New Year's Rockin' Eve has been on since 1972 with this formula: prerecorded performances cut in with (usually) Dick Clark doing the countdown in Times Square. Uploaded by dip-ld.com.
If you’re old enough to remember New Year’s celebrations prior to 1972, then you remember the hideous music of Guy Lombardo and His Royal Canadians. Lombardo was a long-time New Year’s Eve institution, dating back to his first NYE radio broadcast in 1928. Fortunately, Dick Clark (Great American Things, December 14, 2010) had a better idea, and put the word “Rockin'” in his show’s title so a younger generation would know there was a new kid on the block.
New Year’s Rockin’ Eve has been a fixture since then, with the exception of December 31, 1999, when the networks were anticipating that computers would go kerflooey and airplanes would start falling from the sky due to the Y2K bug. The first couple of years found the show on NBC, but it then moved to ABC where it’s thrived ever since. That first year, the musical guests were Blood, Sweat & Tears, Three Dog Night, Helen Reddy, and Al Green. Just as now, much of the music and the studio celebration was prerecorded, cut in with the live festivities and countdown in Times Square (Great American Things, December 31, 2009).

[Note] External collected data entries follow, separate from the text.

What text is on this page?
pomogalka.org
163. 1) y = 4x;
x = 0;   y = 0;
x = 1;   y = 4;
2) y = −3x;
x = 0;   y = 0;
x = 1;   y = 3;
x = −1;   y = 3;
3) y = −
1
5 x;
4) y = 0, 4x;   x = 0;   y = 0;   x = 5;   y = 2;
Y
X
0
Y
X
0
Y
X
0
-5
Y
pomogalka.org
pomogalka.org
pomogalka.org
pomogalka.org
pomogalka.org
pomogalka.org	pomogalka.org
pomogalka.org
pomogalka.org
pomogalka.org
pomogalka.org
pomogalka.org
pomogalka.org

The show hasn’t quite been the same since the unflappable Dick Clark had his stroke in 2004. Regis Philbin took host duties for a couple of years, but now Ryan Seacrest is the show’s executive producer and co-host. He does a fine job, and in time the show will feel like it belongs to him. In the meantime, whether you like the musical guests or not, New Year’s Rockin’ Eve is the place to see the new year arrive in New York City – and regardless of what they show in Sydney or Paris or wherever, it’s not the new year until it comes to Times Square.